Reforming and performing

What have ALP internal party reform and the performance of Bach’s The Art of Fugue got in common? The question popped into the blog’s mind this week after hearing the great Angela Hewitt perform the Bach work and spending some time talking to Race Mathews and Local Labor people about their campaign to reform the party.

By 2005 Angela Hewitt had recorded all the Bach works for keyboard – except for the Art of Fugue. Taking to the Melbourne Recital centre audience at the start of her Australian tour she said she had always thought it was surprising that at the end of his life Bach had ‘finally written something boring.’ But about the same time she and her record label were bombarded by emails asking why she hadn’t recorded them and when would she? Hewitt proceeded to study and think intensely about them and started to analyse how it would work with a keyboard. The end result – a great performance of an astonishing work.

Internal ALP party reform is, like Bach’s The Art of Fugue, ostensibly something that some would see as a bit boring and something that takes a very long time, intense activity and deep thought to appreciate and master.  Race Mathews has now been working on party reform for longer than Angela Hewitt has been recording Bach. He started in the late 1960s when, working with Gough Whitlam and Dick Hall, he was instrumental in bringing about the major reforms which contributed to the Whitlam election Since then he has been an Opposition adviser (and blog colleague at the time), Cabinet Minister, party reform activist, completed one PhD and is just finishing a D.Theol. The last is not as strange as it looks as it comes out of his PhD research into the co-operative movement.

Now Race is National Patron of Local Labor, a grass roots party organisation campaigning for party reform, which has used the current ALP leadership election campaign to ask the two candidates for commitments to a series of party reforms. Replies are expected fairly soon and, if the two candidates agree to the reform propositions, it could lead to one of the most far-reaching reforms in the party’s history. This is important for more than just internal democracy as it has highly significant implications for the party’s campaigning power and the health of its policy making. To give an example, in the recent Federal election the expected massacre in the Sydney western suburbs was averted – not because of St Kevin – but rather because of work by grass roots based community organisers modelling their activities on the successful Obama campaign. As Local Labor argues party reform can mobilise such a resource across the country. It is doubly important because, despite the usual journalistic prediction of a decade in the wilderness for the ALP, the numbers make it clear that the next Federal election is winnable for Labor and losable for Abbott. There are many seats under the 2% margin and the total swing required is only 3.5%. Interestingly the first post-election polls (the Morgan poll) suggest public opinion is tight and the new government is not experiencing the benefits of a post-election halo effect impact on their polling.

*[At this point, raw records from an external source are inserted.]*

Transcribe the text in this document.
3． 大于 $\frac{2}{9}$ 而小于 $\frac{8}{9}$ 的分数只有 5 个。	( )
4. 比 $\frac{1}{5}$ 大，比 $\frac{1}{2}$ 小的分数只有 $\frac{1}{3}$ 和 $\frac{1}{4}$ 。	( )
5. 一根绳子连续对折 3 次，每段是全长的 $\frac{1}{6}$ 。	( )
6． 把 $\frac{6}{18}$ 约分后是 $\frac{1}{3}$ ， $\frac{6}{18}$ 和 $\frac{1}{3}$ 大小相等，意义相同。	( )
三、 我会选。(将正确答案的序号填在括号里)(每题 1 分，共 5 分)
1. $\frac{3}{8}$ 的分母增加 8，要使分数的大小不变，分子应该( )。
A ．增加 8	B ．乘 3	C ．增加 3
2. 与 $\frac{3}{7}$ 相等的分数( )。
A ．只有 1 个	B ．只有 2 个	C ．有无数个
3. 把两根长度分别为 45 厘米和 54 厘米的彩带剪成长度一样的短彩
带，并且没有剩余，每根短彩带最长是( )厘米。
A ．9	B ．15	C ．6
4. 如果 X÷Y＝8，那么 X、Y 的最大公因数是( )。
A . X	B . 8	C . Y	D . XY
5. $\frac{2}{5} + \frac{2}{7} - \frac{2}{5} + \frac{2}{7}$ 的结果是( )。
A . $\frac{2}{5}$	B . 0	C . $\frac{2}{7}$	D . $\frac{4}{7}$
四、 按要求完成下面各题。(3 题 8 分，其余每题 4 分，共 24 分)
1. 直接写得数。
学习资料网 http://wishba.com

So, what does Local Labor want? The group has sent a questionnaire to both candidates seeking commitments to the “implementation of recommendations which will help mobilise a committed, effective grassroots organisation capable of making a significant contribution to winning the next Federal election.” The questionnaire results will be distributed to rank and file party members eligible to vote in the leadership ballot as well as being made public. The questionnaire seeks commitments on:

  • Establishing a reform implementation committee to audit and oversee progress on national, state and territory commitments to reform;
  • Introducing annual State of the Party reports which would measure on the ALP’s health and effectiveness;
  • Making it easier for people to join the ALP and creating a new category of ‘Labor Supporters’;
  • An education program for members on party history, principles, policies, governance and rules;
  • Increasing online consultation with members to ensure members and supporters have  input to party policy formulation (Indicatively, United Voice is now doing this with their membership to ascertain who they should support in the ballot and setting a precedent for other unions);
  • Giving priority to locals in pre-selections; and,
  • Direct election for all National and State Conference delegates.

A performance of The Art of Fugue is something very special but so is, for Australians, meaningful ALP party reform. Sitting near the front in Angela Hewitt’s opening Australian tour concert was Barry Jones, the best placed ALP figure to truly appreciate both and a reminder that, without party reforms in Victoria, Barry may  never have been elected to Parliament when he was.